Cars skated past Faber and the recording gave way to static. The gentle rush of rainfall against tyres complemented the hiss of dead air around Charles Thornton.
*        *        *
Watson and Helga stood as Faber reached their table. Helga was in her late fifties, but like so many German women she possessed the air of someone much younger. Her hair was carefully bobbed and dyed a deep red, her skin pale and flat. In many ways a negative image of Lionel Watson, though Faber.

She shook his hand, smiling and squinting her eyes as she did so. Her clothes were overly elegant, making Faber self-conscious in his plain black t-shirt.

As they sat, she said: “You are here to research with Lionel, yes?” The two men exchanged glances and Faber nodded.

“Yes, I’m a postgrad at Warwickshire University. I’m studying American literature, and Lionel -” he stumbled over the name. “Lionel offered his help.”

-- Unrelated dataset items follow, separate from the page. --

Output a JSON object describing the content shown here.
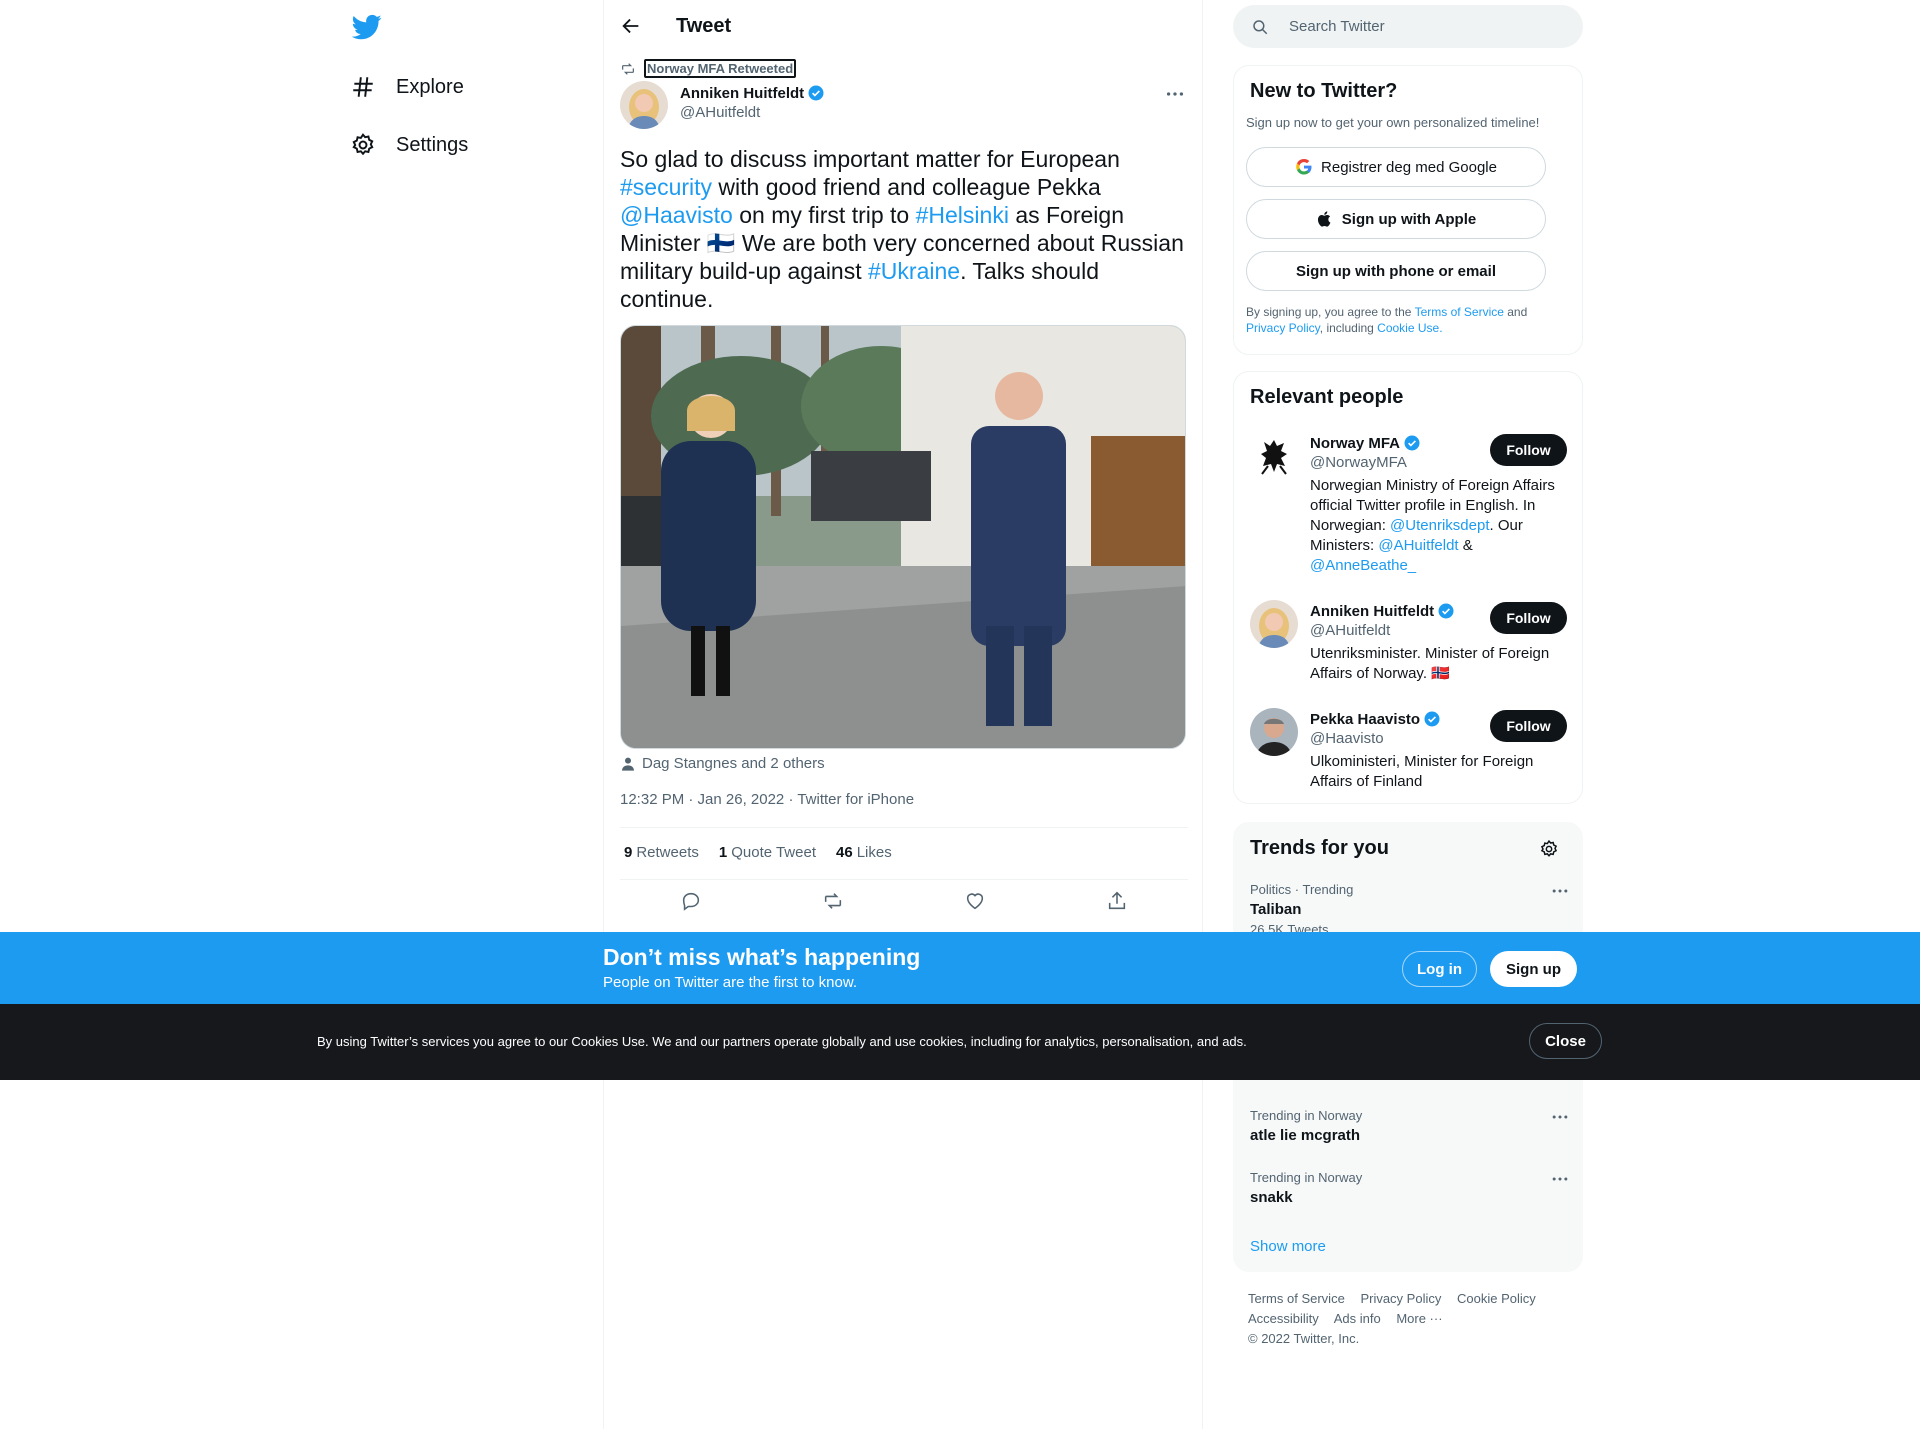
{
  "nav": {
    "items": [
      {
        "label": "Explore",
        "icon": "hashtag-icon"
      },
      {
        "label": "Settings",
        "icon": "gear-icon"
      }
    ]
  },
  "header": {
    "title": "Tweet"
  },
  "tweet": {
    "retweeted_by": "Norway MFA Retweeted",
    "author_name": "Anniken Huitfeldt",
    "author_handle": "@AHuitfeldt",
    "text": {
      "t1": "So glad to discuss important matter for European ",
      "h1": "#security",
      "t2": " with good friend and colleague Pekka ",
      "m1": "@Haavisto",
      "t3": " on my first trip to ",
      "h2": "#Helsinki",
      "t4": " as Foreign Minister ",
      "flag": "🇫🇮",
      "t5": " We are both very concerned about Russian military build-up against ",
      "h3": "#Ukraine",
      "t6": ". Talks should continue."
    },
    "tagged": "Dag Stangnes and 2 others",
    "timestamp": "12:32 PM · Jan 26, 2022 · Twitter for iPhone",
    "stats": {
      "retweets_count": "9",
      "retweets_label": "Retweets",
      "quotes_count": "1",
      "quotes_label": "Quote Tweet",
      "likes_count": "46",
      "likes_label": "Likes"
    }
  },
  "search": {
    "placeholder": "Search Twitter"
  },
  "new_to_twitter": {
    "title": "New to Twitter?",
    "subtitle": "Sign up now to get your own personalized timeline!",
    "google_label": "Registrer deg med Google",
    "apple_label": "Sign up with Apple",
    "phone_label": "Sign up with phone or email",
    "legal": {
      "p1": "By signing up, you agree to the ",
      "tos": "Terms of Service",
      "p2": " and ",
      "privacy": "Privacy Policy",
      "p3": ", including ",
      "cookie": "Cookie Use."
    }
  },
  "relevant": {
    "title": "Relevant people",
    "follow_label": "Follow",
    "people": [
      {
        "name": "Norway MFA",
        "handle": "@NorwayMFA",
        "bio": {
          "t1": "Norwegian Ministry of Foreign Affairs official Twitter profile in English. In Norwegian: ",
          "m1": "@Utenriksdept",
          "t2": ". Our Ministers: ",
          "m2": "@AHuitfeldt",
          "t3": " & ",
          "m3": "@AnneBeathe_"
        }
      },
      {
        "name": "Anniken Huitfeldt",
        "handle": "@AHuitfeldt",
        "bio": "Utenriksminister. Minister of Foreign Affairs of Norway. 🇳🇴"
      },
      {
        "name": "Pekka Haavisto",
        "handle": "@Haavisto",
        "bio": "Ulkoministeri, Minister for Foreign Affairs of Finland"
      }
    ]
  },
  "trends": {
    "title": "Trends for you",
    "items": [
      {
        "meta": "Politics · Trending",
        "name": "Taliban",
        "count": "26.5K Tweets"
      },
      {
        "meta": "Trending in Norway",
        "name": "atle lie mcgrath"
      },
      {
        "meta": "Trending in Norway",
        "name": "snakk"
      }
    ],
    "show_more": "Show more"
  },
  "footer": {
    "links": [
      "Terms of Service",
      "Privacy Policy",
      "Cookie Policy",
      "Accessibility",
      "Ads info",
      "More ···"
    ],
    "copyright": "© 2022 Twitter, Inc."
  },
  "happening": {
    "title": "Don’t miss what’s happening",
    "subtitle": "People on Twitter are the first to know.",
    "login_label": "Log in",
    "signup_label": "Sign up"
  },
  "cookie_banner": {
    "text": "By using Twitter’s services you agree to our Cookies Use. We and our partners operate globally and use cookies, including for analytics, personalisation, and ads.",
    "close_label": "Close"
  },
  "colors": {
    "accent": "#1d9bf0",
    "text": "#0f1419",
    "secondary": "#536471",
    "dark_banner": "#16181c"
  }
}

“What do you research?” Helga said.

“Well, my thesis work is on detective literature.” She stiffened a little, leaned back as a waitress placed a glass of sake in front of her. Faber had come this far. He took his chance and, while she was distracted, said: “on Charles Thornton, specifically.”

A pause fell across the room like a smothering pillow.

“Mr. Faber,” she said as the server withdrew. “Charles died eleven years ago, and though he did teach me some wonderful turns of phrase, and saw fit to pay me rather too much for my services as a secretary, I really have nothing more that I can give to the academic community or to his supposed estate in America that I haven’t already given.”

Faber nodded and tried to appear contrite. “I have no letters or manuscripts, no amazing revelations about his life in Berlin. I’m sorry.”

“But he was working on another novel, wasn’t he?”

“Look, Mr. Faber,” Watson interrupted. “Maybe this wasn’t such a good idea.”

Helga raised a hand. “Yes, he was. But I don’t have a copy of it. He only had one copy, and that had been sent to Lichttrager, his publisher, several weeks before he died.”

Faber knew that the publisher would never give him access to the manuscript. Helga was his only chance. “The last Ray Delaney novel, Mrs. Watson. Even a glimpse at it would help me more than you could imagine. Maybe a phone call from Helga Schnatterer would help to loosen Lichttrager’s filing cabinets?”

“A brand new turn of phrase.” Helga looked rueful. She asked: “How long are you going to be in Hamburg?”